Both of us thought that the long-lived individuals postulated by Seth had existed outside of the Biblical framework, however, and in truth far earlier historically. “Seth saying that makes perfect sense to me. It doesn’t bother me,” Jane said when I asked her what she thought of Seth’s material. “You weren’t encouraged to read the Bible even in Catholic grade school,” she added. “We just didn’t deal with it that much to worry about it. I never even read it through….”

[... 1 paragraph ...]

First: “In those early days men and women did live to ages that would amaze you today—many living to be several hundred years old. This was indeed due to the fact that their knowledge was desperately needed, and their experience. They were held in veneration, and they cast their knowledge into songs and stories that were memorized throughout the years. Beside this, however, their energy was utilized in a different fashion than yours is: They alternated between the waking and dream states, and while asleep they did not age as quickly.
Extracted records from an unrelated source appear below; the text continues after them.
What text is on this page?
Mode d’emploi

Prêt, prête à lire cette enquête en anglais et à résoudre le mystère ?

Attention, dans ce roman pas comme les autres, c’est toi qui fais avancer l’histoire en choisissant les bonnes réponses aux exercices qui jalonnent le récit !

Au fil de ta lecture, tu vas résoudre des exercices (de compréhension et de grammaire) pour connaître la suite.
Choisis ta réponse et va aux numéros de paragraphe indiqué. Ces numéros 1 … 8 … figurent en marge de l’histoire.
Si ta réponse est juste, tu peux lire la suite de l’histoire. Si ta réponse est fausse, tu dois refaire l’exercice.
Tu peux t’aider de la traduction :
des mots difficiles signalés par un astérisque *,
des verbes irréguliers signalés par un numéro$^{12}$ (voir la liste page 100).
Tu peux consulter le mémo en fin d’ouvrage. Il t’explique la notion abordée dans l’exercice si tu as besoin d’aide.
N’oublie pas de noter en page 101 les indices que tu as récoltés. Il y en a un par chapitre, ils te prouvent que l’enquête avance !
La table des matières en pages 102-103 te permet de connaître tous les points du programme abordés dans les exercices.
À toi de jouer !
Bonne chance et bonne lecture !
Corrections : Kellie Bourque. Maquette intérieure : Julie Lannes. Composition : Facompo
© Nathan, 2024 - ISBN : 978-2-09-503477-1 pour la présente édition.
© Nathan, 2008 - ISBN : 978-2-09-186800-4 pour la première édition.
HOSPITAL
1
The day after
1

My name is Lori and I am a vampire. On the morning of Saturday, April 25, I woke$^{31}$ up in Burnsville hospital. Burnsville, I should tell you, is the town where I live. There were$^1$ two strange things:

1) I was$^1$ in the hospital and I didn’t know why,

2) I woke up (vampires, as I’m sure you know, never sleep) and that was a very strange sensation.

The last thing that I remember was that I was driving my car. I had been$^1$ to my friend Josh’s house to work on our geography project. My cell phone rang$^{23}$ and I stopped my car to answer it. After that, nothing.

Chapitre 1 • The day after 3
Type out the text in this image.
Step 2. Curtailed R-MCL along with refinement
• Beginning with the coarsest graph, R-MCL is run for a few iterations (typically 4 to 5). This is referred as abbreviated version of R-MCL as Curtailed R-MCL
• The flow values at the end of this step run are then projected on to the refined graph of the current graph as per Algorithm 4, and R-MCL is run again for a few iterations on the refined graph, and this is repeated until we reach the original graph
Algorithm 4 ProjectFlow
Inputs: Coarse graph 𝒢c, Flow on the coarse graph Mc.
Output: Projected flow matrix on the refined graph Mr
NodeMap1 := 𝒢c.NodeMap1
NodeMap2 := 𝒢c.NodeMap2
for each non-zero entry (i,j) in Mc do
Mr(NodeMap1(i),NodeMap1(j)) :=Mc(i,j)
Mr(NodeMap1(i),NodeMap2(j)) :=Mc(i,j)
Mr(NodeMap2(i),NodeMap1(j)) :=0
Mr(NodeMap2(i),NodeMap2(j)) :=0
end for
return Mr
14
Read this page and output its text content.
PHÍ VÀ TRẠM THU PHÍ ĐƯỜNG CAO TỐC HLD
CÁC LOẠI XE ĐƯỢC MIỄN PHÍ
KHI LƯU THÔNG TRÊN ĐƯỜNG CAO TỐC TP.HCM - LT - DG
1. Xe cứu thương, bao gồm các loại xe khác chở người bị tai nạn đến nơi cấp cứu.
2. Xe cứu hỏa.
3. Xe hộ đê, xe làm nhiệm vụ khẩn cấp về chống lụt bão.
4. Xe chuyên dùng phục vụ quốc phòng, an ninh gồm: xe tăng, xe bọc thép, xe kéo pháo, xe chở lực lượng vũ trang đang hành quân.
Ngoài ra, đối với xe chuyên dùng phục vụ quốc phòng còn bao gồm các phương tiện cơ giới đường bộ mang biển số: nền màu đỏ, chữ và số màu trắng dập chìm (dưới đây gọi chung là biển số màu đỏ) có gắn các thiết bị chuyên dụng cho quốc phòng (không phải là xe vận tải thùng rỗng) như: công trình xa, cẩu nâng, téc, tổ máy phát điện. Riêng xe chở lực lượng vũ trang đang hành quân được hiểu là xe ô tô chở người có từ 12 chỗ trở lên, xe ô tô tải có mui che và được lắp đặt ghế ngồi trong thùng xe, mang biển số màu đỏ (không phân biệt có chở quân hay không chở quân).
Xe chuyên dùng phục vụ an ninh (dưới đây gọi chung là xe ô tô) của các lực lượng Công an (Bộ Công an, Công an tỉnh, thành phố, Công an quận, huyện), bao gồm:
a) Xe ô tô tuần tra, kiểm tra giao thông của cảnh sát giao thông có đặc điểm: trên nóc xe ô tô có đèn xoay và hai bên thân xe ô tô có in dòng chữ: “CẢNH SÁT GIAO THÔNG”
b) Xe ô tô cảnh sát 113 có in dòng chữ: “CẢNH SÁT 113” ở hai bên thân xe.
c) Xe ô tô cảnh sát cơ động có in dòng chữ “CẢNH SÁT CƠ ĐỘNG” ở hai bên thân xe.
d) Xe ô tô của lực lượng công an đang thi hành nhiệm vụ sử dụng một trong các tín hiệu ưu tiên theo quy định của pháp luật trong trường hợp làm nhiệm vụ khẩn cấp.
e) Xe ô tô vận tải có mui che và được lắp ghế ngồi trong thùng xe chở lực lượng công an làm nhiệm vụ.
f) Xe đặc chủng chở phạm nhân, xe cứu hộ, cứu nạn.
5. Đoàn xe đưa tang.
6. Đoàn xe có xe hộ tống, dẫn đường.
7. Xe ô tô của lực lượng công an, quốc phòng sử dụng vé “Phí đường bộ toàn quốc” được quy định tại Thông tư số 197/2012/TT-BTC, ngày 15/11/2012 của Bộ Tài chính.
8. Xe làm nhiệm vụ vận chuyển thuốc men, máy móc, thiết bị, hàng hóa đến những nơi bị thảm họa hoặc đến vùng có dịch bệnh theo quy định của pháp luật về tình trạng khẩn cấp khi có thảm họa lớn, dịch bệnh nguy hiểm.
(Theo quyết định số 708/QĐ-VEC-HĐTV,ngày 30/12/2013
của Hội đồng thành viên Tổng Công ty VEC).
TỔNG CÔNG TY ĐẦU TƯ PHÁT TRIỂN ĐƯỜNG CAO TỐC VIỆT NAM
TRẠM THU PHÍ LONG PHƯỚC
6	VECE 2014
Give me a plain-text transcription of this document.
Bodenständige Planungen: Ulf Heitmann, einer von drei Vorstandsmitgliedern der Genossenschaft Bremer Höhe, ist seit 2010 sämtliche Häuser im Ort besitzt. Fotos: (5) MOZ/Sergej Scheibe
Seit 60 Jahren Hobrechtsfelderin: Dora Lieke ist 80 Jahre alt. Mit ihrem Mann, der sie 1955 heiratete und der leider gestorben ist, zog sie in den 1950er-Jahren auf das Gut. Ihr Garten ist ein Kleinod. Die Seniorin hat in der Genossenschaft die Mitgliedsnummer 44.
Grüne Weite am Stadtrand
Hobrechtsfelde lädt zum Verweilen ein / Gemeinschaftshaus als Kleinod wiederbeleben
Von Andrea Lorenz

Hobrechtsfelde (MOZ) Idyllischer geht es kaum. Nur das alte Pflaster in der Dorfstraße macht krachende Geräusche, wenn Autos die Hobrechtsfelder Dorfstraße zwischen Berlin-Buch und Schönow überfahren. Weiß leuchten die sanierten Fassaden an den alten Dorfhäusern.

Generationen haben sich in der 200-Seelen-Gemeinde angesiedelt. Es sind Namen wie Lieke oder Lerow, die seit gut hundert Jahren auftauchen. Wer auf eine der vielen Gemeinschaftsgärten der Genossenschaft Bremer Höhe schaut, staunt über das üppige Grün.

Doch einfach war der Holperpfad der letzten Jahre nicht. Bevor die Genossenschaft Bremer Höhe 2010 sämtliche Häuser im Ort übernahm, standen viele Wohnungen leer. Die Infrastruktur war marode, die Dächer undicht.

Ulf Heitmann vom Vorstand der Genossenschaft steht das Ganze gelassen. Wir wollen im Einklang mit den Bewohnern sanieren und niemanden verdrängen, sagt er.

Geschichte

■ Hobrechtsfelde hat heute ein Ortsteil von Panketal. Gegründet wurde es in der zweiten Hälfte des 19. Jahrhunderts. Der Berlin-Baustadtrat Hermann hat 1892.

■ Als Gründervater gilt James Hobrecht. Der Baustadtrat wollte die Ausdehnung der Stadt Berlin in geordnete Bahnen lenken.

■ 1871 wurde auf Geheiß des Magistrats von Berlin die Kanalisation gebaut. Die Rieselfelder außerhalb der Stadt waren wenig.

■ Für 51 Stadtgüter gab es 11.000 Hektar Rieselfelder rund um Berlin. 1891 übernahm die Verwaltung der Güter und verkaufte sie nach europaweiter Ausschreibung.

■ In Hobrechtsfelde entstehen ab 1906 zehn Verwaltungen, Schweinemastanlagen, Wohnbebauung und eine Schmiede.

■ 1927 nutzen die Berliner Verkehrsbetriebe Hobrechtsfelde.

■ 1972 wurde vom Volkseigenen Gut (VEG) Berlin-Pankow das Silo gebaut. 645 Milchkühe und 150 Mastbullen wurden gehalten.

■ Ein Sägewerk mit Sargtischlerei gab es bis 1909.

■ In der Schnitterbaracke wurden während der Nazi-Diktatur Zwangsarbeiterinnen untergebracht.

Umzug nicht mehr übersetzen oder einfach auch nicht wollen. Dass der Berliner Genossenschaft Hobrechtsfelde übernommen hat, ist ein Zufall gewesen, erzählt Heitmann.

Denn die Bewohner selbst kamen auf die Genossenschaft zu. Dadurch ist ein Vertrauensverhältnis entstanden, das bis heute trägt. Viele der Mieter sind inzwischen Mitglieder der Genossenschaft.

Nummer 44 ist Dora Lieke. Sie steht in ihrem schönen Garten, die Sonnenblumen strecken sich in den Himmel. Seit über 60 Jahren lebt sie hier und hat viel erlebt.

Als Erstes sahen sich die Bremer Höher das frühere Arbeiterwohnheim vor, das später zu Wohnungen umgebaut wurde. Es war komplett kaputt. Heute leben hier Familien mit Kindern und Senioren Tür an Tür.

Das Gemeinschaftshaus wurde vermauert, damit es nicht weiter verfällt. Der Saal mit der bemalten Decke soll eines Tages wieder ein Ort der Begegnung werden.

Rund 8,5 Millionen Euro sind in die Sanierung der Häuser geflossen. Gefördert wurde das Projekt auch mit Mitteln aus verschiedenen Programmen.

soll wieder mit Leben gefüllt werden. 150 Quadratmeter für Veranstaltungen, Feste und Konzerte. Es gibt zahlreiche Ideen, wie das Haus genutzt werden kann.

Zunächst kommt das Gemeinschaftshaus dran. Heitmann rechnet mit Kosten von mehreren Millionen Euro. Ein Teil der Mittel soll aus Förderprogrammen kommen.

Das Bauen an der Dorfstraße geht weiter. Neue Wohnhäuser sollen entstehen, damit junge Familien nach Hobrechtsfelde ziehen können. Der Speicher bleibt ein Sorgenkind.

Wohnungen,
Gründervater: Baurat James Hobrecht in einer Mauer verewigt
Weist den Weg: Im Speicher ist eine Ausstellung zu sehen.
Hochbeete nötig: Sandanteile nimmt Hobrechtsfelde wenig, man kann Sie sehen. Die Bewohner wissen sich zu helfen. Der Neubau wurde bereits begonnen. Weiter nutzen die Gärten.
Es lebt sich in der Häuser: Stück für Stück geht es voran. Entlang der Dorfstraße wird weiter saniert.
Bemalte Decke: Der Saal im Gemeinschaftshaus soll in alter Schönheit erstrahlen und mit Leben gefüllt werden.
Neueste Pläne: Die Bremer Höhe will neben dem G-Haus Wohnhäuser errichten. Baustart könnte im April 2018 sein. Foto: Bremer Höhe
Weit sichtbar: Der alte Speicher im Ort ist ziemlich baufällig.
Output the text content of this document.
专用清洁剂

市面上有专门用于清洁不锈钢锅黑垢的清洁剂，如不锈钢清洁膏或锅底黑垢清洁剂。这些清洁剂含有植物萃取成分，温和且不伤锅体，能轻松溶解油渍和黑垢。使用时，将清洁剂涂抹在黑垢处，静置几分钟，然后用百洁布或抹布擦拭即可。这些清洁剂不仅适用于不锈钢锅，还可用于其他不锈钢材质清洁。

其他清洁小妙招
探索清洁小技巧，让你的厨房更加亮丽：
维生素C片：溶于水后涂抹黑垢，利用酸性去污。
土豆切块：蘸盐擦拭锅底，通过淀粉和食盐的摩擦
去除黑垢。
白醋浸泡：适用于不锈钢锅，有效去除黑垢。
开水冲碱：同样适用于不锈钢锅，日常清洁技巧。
Their bodily processes slowed. Although this was true, their dreaming mental processes did not slow down. There was a much greater communication in the dream state, so that some lessons were taught during dreams, while others were taught in the waking condition. There was a greater and greater body of knowledge to be transmitted as physical existence continued, for they did not transmit private knowledge only, but the entire body of knowledge that belonged to the group as a whole.”